Ein bisschen gibt es schon zu denken, dass Wolfgang Bäumer, Pionier der digitalen Computergrafik und Design-Professor an der FH Würzburg, seine Kunst immer wieder mit Geschichten an den Mann bringen muss: „Viele haben keine eigenen Gedanken mehr.“ Zusammen mit dem Metallskulpteur Matthias Engert stellt der gebürtige Berliner in der Spitäle-Galerie des VKU aus.
Dabei sprechen seine Bildquadrate mit ihren geometrischen Mustern, Linien und Farbsignalen absolut für sich. „Bilder ohne Inhalt“ nennt er sie – bringt sie aber noch im selben Atemzug mit Atom-, Erd- und Handystrahlen in Verbindung, mit Hiroshima und zwischenmenschlichen Schwingungen. Diese Verbindung sei ihm bei Entstehung seiner Werke nicht immer bewusst, doch stets präsent gewesen.
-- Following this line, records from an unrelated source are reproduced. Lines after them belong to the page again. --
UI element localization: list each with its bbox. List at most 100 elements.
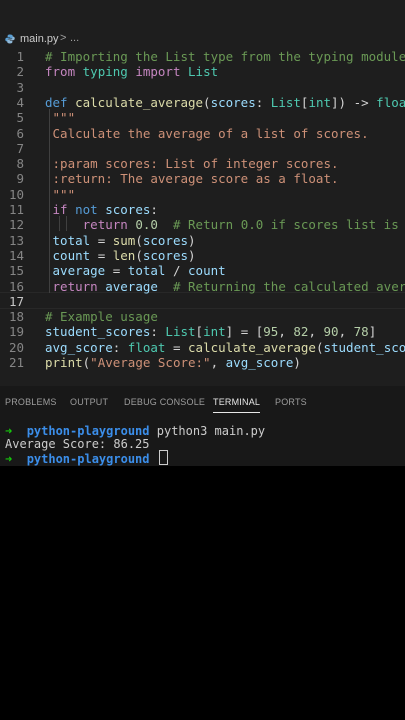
code-token: , <box>338 324 354 340</box>
code-text: student_scores: List[int] = [95, 82, 90,… <box>45 324 376 339</box>
code-token: student_scores <box>323 339 405 355</box>
code-token: student_scores <box>45 324 151 340</box>
line-number: 10 <box>8 186 24 202</box>
code-token: # Return 0.0 if scores list is empty <box>172 217 399 233</box>
code-line[interactable]: 19 student_scores: List[int] = [95, 82, 9… <box>0 324 405 339</box>
code-token: int <box>308 94 332 110</box>
code-token: "Average Score:" <box>90 355 211 370</box>
code-token: : <box>255 94 271 110</box>
code-line[interactable]: 8 :param scores: List of integer scores. <box>0 156 405 171</box>
terminal-command: python3 main.py <box>156 424 266 438</box>
code-token: 90 <box>323 324 339 340</box>
code-token: ) <box>188 247 196 263</box>
terminal-cursor <box>158 450 168 465</box>
code-token: count <box>52 247 91 263</box>
tab-ports[interactable]: PORTS <box>275 397 307 407</box>
tab-output[interactable]: OUTPUT <box>70 397 108 407</box>
code-line[interactable]: 2 from typing import List <box>0 64 405 79</box>
breadcrumb-symbols[interactable]: ... <box>70 32 79 44</box>
line-number: 3 <box>16 79 24 95</box>
code-text: average = total / count <box>45 263 226 278</box>
code-token: """ <box>52 186 76 202</box>
code-token: / <box>165 263 189 279</box>
breadcrumb-file[interactable]: main.py <box>20 33 59 45</box>
code-text: if not scores: <box>45 202 158 217</box>
code-token: , <box>210 355 226 370</box>
code-token: List <box>270 94 301 110</box>
code-token: : <box>150 324 166 340</box>
code-token: typing <box>82 64 128 80</box>
code-line[interactable]: 3 <box>0 80 405 95</box>
code-line[interactable]: 6 Calculate the average of a list of sco… <box>0 126 405 141</box>
code-token: ( <box>135 247 143 263</box>
line-number: 6 <box>16 125 24 141</box>
code-line[interactable]: 1 # Importing the List type from the typi… <box>0 49 405 64</box>
code-line[interactable]: 20 avg_score: float = calculate_average(s… <box>0 340 405 355</box>
code-token: import <box>135 64 181 80</box>
code-token: print <box>45 355 83 370</box>
code-text: return average # Returning the calculate… <box>45 279 405 294</box>
code-token: total <box>52 232 91 248</box>
code-token: 78 <box>353 324 369 340</box>
code-token: if <box>52 202 68 217</box>
line-number: 18 <box>8 309 24 325</box>
code-token: = <box>105 263 128 279</box>
line-number: 8 <box>16 156 24 172</box>
code-line[interactable]: 18 # Example usage <box>0 309 405 324</box>
code-token: average <box>52 263 106 279</box>
code-token: scores <box>142 232 189 248</box>
code-token: ) <box>293 355 301 370</box>
terminal-command-line[interactable]: ➜ python-playground python3 main.py <box>5 424 265 438</box>
code-line[interactable]: 5 """ <box>0 110 405 125</box>
code-text: :param scores: List of integer scores. <box>45 156 339 171</box>
code-line[interactable]: 12 return 0.0 # Return 0.0 if scores lis… <box>0 217 405 232</box>
code-line[interactable]: 11 if not scores: <box>0 202 405 217</box>
code-line[interactable]: 13 total = sum(scores) <box>0 233 405 248</box>
code-token: = <box>90 247 113 263</box>
code-line[interactable]: 15 average = total / count <box>0 263 405 278</box>
terminal-prompt[interactable]: ➜ python-playground <box>5 450 168 466</box>
code-token: ] = [ <box>225 324 264 340</box>
code-token: count <box>188 263 226 279</box>
line-number: 21 <box>8 355 24 370</box>
prompt-arrow-icon: ➜ <box>5 424 13 438</box>
code-token: ] <box>368 324 377 340</box>
code-line[interactable]: 17 <box>0 294 405 309</box>
code-line[interactable]: 14 count = len(scores) <box>0 248 405 263</box>
code-line[interactable]: 9 :return: The average score as a float. <box>0 171 405 186</box>
code-line[interactable]: 7 <box>0 141 405 156</box>
line-number: 7 <box>16 140 24 156</box>
code-token: # Returning the calculated average <box>172 278 405 294</box>
line-number: 19 <box>8 324 24 340</box>
prompt-directory: python-playground <box>26 424 150 438</box>
prompt-arrow-icon: ➜ <box>5 452 13 466</box>
code-editor[interactable]: main.py > ... 1 # Importing the List type… <box>0 0 405 386</box>
code-token: not <box>75 202 98 217</box>
line-number: 16 <box>8 278 24 294</box>
code-line[interactable]: 21 print("Average Score:", avg_score) <box>0 355 405 370</box>
code-line[interactable]: 16 return average # Returning the calcul… <box>0 279 405 294</box>
line-number: 2 <box>16 64 24 80</box>
tab-debug-console[interactable]: DEBUG CONSOLE <box>124 397 205 407</box>
code-text: # Example usage <box>45 309 158 324</box>
code-text: """ <box>45 186 76 202</box>
code-line[interactable]: 10 """ <box>0 187 405 202</box>
tab-terminal[interactable]: TERMINAL <box>213 397 261 413</box>
code-token: from <box>45 64 76 80</box>
code-line[interactable]: 4 def calculate_average(scores: List[int]… <box>0 95 405 110</box>
tab-problems[interactable]: PROBLEMS <box>5 397 57 407</box>
line-number: 20 <box>8 339 24 355</box>
code-token: List <box>165 324 196 340</box>
code-token: List <box>188 64 219 80</box>
code-token: ( <box>135 232 143 248</box>
code-token: sum <box>112 232 136 248</box>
Bäumer, der sich schon in den 1960er Jahren dem elektronischen Konstruktivismus zuwandte, skizziert jede Linienstruktur zunächst auf Papier, um sie dann im Rechner zu verwandeln. Schließlich realisiert er das Bild mit dem Plotter, einem Kurvenschreiber, auf Leinwand. Die oft kontrastreichen Farbflächen sind messerscharf voneinander abgegrenzt. Bäumers frühe Bilder sind eher flächig, die aktuellen dagegen neigen zur Räumlichkeit: käfigartige Gitter, Streifen, die sich wie in Webtechnik überlappen, Quadrate, die kaleidoskopartig um ein unsichtbares Zentrum rotieren.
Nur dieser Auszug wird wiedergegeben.